Interview: Mohammed Kari



What can be done to increase the level of awareness of insurance products in Nigeria?

MOHAMMED KARI: The level of insurance awareness in the country has improved considerably over the years. What has been missing is a commensurate improvement in penetration, which has been challenged by socio-economic, religious and cultural factors. NAICOM is continuing to work to break through these barriers with the introduction of financial inclusion products that can appeal to different segments of the population and people who are not attracted to insurance for the reasons mentioned above.

From an exercise conducted by the World Bank several years ago, we identified micro-insurance as having significant potential for growth. We subsequently issued guidelines for micro-insurance and takaful (sharia-compliant insurance) operations in the country. We now have micro-insurance products that cater for insurance of assets or liabilities as low as N5000 ($25.94). These products are designed for market women, fishermen, farmers and artisans, i.e., people who through their work are exposed to some form of risk that requires protection. Due to the fact that the two lines (micro-insurance and takaful) were new, we allowed registered insurance companies with conventional licences to sell the products via window operations. Our experience over the past four years, however, has encouraged us to request that investors take up standalone licences. NAICOM is currently working out the capital requirement.
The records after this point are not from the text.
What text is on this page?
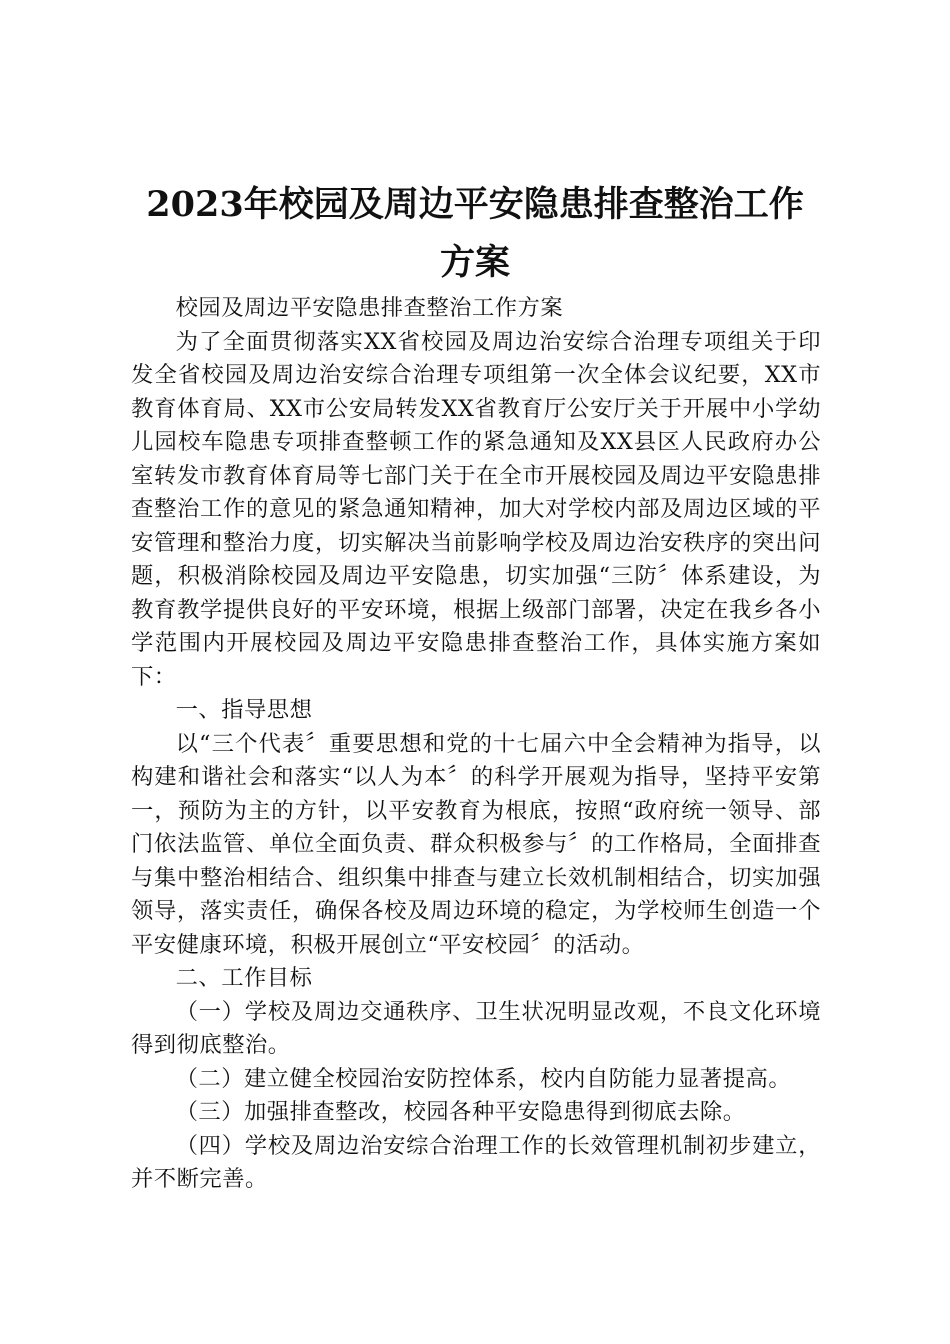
2023年校园及周边平安隐患排查整治工作方案

校园及周边平安隐患排查整治工作方案

为了全面贯彻落实XX省校园及周边治安综合治理专项组关于印发全省校园及周边治安综合治理专项组第一次全体会议纪要，XX市教育体育局、XX市公安局转发XX省教育厅公安厅关于开展中小学幼儿园校车隐患专项排查整顿工作的紧急通知及XX县区人民政府办公室转发市教育体育局等七部门关于在全市开展校园及周边平安隐患排查整治工作的意见的紧急通知精神，加大对学校内部及周边区域的平安管理和整治力度，切实解决当前影响学校及周边治安秩序的突出问题，积极消除校园及周边平安隐患，切实加强“三防〞体系建设，为教育教学提供良好的平安环境，根据上级部门部署，决定在我乡各小学范围内开展校园及周边平安隐患排查整治工作，具体实施方案如下：

一、指导思想

以“三个代表〞重要思想和党的十七届六中全会精神为指导，以构建和谐社会和落实“以人为本〞的科学开展观为指导，坚持平安第一，预防为主的方针，以平安教育为根底，按照“政府统一领导、部门依法监管、单位全面负责、群众积极参与〞的工作格局，全面排查与集中整治相结合、组织集中排查与建立长效机制相结合，切实加强领导，落实责任，确保各校及周边环境的稳定，为学校师生创造一个平安健康环境，积极开展创立“平安校园〞的活动。

二、工作目标

（一）学校及周边交通秩序、卫生状况明显改观，不良文化环境得到彻底整治。

（二）建立健全校园治安防控体系，校内自防能力显著提高。

（三）加强排查整改，校园各种平安隐患得到彻底去除。

（四）学校及周边治安综合治理工作的长效管理机制初步建立，并不断完善。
Nigerians living in rural areas are beginning to feel the positive impact of insurance, particularly micro-insurance. In 2015 more than 17 insurance companies were granted window operation licences to sell micro-insurance products. NAICOM is soon to embark on a campaign to create further awareness of the benefits of insurance products. We are collaborating with the Nigerian Insurers Association (NIA) to create products that are beneficial to all segments of the population.
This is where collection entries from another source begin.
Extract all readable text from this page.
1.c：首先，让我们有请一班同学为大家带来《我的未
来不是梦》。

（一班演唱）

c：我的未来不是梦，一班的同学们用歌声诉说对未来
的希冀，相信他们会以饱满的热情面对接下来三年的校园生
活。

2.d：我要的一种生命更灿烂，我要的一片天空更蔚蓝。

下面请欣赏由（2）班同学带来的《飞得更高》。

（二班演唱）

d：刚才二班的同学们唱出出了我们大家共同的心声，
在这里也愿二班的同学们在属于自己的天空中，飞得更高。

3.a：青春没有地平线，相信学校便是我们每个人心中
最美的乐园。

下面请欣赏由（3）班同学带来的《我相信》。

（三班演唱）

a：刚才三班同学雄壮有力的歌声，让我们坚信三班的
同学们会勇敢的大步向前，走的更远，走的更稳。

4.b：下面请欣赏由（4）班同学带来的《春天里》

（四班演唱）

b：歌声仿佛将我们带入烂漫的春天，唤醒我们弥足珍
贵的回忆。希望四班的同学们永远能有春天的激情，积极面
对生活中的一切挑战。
To what extent do fraudulent motor insurance schemes remain a challenge?

KARI: The Nigerian Insurance Industry Database (NIID), which is a product of the NIA, has recorded tremendous success over recent years. NAICOM has taken things a step further by initiating collaboration with the Federal Road Safety Commission, the Nigeria Police Force and the Vehicle Inspection Office on ways to curb fraudulent motor insurance schemes. I believe that the NIID is helping to reduce the number of fraudulent activities. Furthermore, NAICOM has recently conducted raids in Lagos, Abuja and Kano in collaboration with law enforcement agencies in its drive to eradicate fake insurance policies in the system. Every genuine motor insurance policy issued by any insurer in the country is uploaded onto the NIID, which is available to all security agencies. Motorists can also now validate the authenticity of their insurance policies with text messages to the NIID.
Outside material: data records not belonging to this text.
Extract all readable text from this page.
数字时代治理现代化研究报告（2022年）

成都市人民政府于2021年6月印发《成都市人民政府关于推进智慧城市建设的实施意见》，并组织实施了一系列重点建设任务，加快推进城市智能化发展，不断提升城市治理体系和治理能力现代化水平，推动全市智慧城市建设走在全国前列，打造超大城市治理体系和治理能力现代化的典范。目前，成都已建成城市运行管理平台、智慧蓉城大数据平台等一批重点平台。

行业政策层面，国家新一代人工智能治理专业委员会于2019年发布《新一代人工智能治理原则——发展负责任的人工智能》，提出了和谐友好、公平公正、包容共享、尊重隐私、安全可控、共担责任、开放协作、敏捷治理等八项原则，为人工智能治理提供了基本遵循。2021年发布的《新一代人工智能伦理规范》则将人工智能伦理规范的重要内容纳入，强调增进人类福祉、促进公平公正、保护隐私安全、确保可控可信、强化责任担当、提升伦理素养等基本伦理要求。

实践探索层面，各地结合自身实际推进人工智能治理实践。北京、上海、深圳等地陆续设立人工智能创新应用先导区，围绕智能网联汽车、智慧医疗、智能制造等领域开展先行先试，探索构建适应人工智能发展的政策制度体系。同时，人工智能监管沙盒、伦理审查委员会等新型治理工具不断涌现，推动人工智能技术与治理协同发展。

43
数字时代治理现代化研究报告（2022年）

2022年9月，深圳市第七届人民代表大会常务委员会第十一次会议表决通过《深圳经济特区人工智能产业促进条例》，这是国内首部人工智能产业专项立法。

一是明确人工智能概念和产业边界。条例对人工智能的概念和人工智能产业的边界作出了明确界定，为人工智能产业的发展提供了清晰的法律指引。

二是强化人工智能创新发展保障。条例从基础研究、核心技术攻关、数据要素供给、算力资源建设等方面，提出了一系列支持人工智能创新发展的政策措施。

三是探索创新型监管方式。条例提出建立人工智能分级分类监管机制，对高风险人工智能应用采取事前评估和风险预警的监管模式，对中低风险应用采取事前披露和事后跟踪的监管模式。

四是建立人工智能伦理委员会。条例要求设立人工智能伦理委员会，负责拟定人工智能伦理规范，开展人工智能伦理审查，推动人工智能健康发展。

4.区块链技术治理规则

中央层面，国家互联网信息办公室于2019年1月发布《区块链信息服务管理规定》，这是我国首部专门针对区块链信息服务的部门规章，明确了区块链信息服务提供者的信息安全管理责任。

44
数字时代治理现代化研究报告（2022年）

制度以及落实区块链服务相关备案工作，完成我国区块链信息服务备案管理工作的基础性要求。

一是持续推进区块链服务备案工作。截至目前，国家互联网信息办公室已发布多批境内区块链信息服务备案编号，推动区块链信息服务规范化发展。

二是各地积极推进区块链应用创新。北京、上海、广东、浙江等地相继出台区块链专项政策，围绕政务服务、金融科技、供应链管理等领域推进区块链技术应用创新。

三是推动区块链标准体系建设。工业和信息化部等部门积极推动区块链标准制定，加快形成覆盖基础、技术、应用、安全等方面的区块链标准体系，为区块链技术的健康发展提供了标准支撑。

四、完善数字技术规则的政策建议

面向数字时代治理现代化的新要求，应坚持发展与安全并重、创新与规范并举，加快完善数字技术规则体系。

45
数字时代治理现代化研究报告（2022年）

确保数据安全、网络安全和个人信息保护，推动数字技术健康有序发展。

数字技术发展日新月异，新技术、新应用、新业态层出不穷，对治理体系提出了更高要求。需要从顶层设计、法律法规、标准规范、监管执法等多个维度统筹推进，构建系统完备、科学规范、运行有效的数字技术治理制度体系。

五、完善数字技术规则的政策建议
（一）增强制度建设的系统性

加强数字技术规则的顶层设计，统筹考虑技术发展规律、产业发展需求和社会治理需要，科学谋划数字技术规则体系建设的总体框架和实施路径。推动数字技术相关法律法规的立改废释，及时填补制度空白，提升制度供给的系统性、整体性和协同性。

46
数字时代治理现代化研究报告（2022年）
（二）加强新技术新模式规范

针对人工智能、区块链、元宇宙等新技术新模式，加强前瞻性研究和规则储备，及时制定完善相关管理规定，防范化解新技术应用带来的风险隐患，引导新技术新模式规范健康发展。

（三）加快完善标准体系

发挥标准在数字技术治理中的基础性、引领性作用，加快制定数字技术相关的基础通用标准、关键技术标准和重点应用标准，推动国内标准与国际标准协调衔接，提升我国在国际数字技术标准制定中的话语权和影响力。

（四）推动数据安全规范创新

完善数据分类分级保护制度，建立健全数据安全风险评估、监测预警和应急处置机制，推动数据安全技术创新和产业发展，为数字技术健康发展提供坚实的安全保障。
How can underwriters partner with telecoms operators to offer insurance products?

KARI: Underwriters are already partnering with telecoms operators by making use of mobile platforms to sell life insurance products. This scheme has been successful, as evidenced by the growing number of subscribers. There are over 120m mobile phone users in Nigeria, yet millions of these people do not currently have insurance policies. This channel represents an attractive opportunity for delivering insurance services to the majority of financially excluded people, especially in rural areas. The commission is looking at ways to formalise this already existing collaboration to make it seamless and, most importantly, conform with existing laws.